Barry Hannah - Life and Work

Life and Work

Early Life

Hannah was born in Meridian, Mississippi, on April 23, 1942, and grew up in Clinton, Mississippi.

Education

At Mississippi College, Hannah majored in pre-med but later switched to literature. He earned a Bachelor of Arts degree from Mississippi College in Clinton in 1964. He spent the next three years at the University of Arkansas, where he earned a Master of Arts in 1966 and a Master of Fine Arts in 1967.

Publications

Barry Hannah's fictions contains situational humor that spawns a large gamut, from the Surreal humour to the grotesque and black humor. His first publication was a story that was placed in a national anthology of the best college writing when he was a student at the University of Arkansas. Soon after this, Hannah says he wrote his first truly good story, "Mother Rooney Unscrolls the Hurt,":

And then I wrote my first truly good story, "Mother Rooney Unscrolls the Hurt," which was a piece of my then-forthcoming book, Geronimo Rex. I was about twenty-three. It really lit up for me, I thought. I don't really care what folks think of it now, but "Mother Rooney" was a springboard to the rest of my creative life.

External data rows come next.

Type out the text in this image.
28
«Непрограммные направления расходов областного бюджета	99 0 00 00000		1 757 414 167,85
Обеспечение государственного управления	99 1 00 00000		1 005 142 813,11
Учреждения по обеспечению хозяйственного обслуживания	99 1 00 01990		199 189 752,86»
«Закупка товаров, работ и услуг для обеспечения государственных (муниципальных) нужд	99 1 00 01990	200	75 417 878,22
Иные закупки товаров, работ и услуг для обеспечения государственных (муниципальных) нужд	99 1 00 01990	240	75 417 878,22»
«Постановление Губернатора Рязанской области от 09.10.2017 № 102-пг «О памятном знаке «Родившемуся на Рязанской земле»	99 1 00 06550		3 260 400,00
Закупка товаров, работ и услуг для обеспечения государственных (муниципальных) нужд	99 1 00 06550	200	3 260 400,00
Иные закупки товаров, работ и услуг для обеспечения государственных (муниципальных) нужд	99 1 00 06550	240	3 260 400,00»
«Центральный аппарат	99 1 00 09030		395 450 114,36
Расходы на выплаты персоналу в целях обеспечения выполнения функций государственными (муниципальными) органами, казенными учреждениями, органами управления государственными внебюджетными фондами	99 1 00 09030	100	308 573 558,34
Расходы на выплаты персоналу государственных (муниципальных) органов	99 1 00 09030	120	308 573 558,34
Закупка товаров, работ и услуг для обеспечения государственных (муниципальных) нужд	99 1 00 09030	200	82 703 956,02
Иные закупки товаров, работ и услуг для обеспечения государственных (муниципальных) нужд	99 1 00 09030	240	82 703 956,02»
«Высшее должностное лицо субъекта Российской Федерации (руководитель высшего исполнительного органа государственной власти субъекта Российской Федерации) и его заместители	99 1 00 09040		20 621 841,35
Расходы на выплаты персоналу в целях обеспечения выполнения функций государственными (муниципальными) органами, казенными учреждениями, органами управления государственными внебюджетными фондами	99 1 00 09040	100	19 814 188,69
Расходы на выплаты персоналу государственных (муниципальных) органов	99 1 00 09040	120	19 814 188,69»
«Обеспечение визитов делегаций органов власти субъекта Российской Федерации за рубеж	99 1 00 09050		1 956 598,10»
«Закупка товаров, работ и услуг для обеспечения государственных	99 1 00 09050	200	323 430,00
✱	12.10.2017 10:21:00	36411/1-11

Hannah's first novel, the grotesque coming-of-age tale Geronimo Rex (1972), won the William Faulkner Prize and was nominated for the National Book Award. Nightwatchmen (1973), his second novel, was a difficult book, and it is his only work never reissued in paperback. Hannah returned to form, however, with the short-story collection Airships (1978), which today is considered a classic. Most of the stories in the volume were first published in Esquire magazine by its fiction editor at the time, Gordon Lish. The short novel Ray (1980) was a critical success and a minor breakthrough for Hannah, and it is still considered one of his best novels.

"Sometimes you don’t want to arrange your memory. I love the pure chaos of it and just the reverie of it for its own sake. I think that is what a writer has: a better memory than most people, or at least a more sensual memory. Language and memory are what it is all about".
Barry Hannah

After the grotesque Western pastiche Never Die (1991), Hannah stuck to the short story form for the rest of the decade, first with the immense Bats Out of Hell (1993), which featured twenty-three stories over close to four hundred pages, making it Hannah's longest book, and then with High Lonesome (1996), which was nominated for the Pulitzer Prize. After a near-fatal bout with non-Hodgkin lymphoma, Hannah returned in 2001 with Yonder Stands Your Orphan (the title is taken from Bob Dylan's song "It's All Over Now, Baby Blue"), his longest novel since Geronimo Rex. In this novel, Hannah returned to a small community north of Vicksburg and to some of the characters featured in stories from Airships and Bats Out of Hell.

Hannah finished a new novel, which underwent several title changes. In a 2003 interview with the Austin Chronicle, Hannah declared the novel to be called Last Days. A 2005 interview with Hannah in The Paris Review featured a manuscript page from the then-titled Long, Last, Happy. However, a 2009 issue of the literary journal Gulf Coast featured an excerpt from the novel, then titled Sick Soldier at Your Door. The same excerpt was printed in the June 2009 issue of Harper's Magazine. A subsequent interview with Tom Franklin in the Summer 2009 issue of Tin House revealed that Sick Soldier at Your Door had been reconceptualized as a collection of short stories. The stories will be published in November 2010 by Grove Press under the title Long, Last, Happy: New and Selected Stories. According to Grove's website, the book will "the best of the four story collections published during his lifetime and the final manuscript he left behind."

Teaching

Hannah taught creative writing at the Iowa Writers' Workshop, Clemson University, Middlebury College, the University of Alabama, Texas State University, the University of Memphis and the University of Montana - Missoula. Hannah was a frequent visiting writer at the summer creative writing seminars at Sewanee and Bennington.

Hannah taught creative writing for 28 years at the University of Mississippi, where he was director of its M.F.A. program and was regarded as a generous mentor. Among the Mississippi writers whose careers he helped foster were the firefighter-novelist Larry Brown (”Dirty Work,” “Joe,” “Father and Son,” “Big Bad Love,” ) and Donna Tartt (”The Secret History,” “The Little Friend.”)

Those that don’t avert their eyes are the real artists. It is concentration, that’s what Dostoevsky said. Concentration is what the artist is about: he can look, and look, and look, and look. He carries no brief. He will tell you everything he sees. This sensibility will overcome every tendency to capsulize or moralize or philosophize; it is why, despite the themes and philosophy announced in behalf of an author by others, the actual art experience is much more whole.

Barry Hannah
Death

Hannah died of a heart attack in Oxford, Mississippi on March 1, 2010 at the age of 67. His death was just days before the 17th annual Oxford Conference for the Book, held in his hometown. Hannah and his work were the focus of that year’s conference.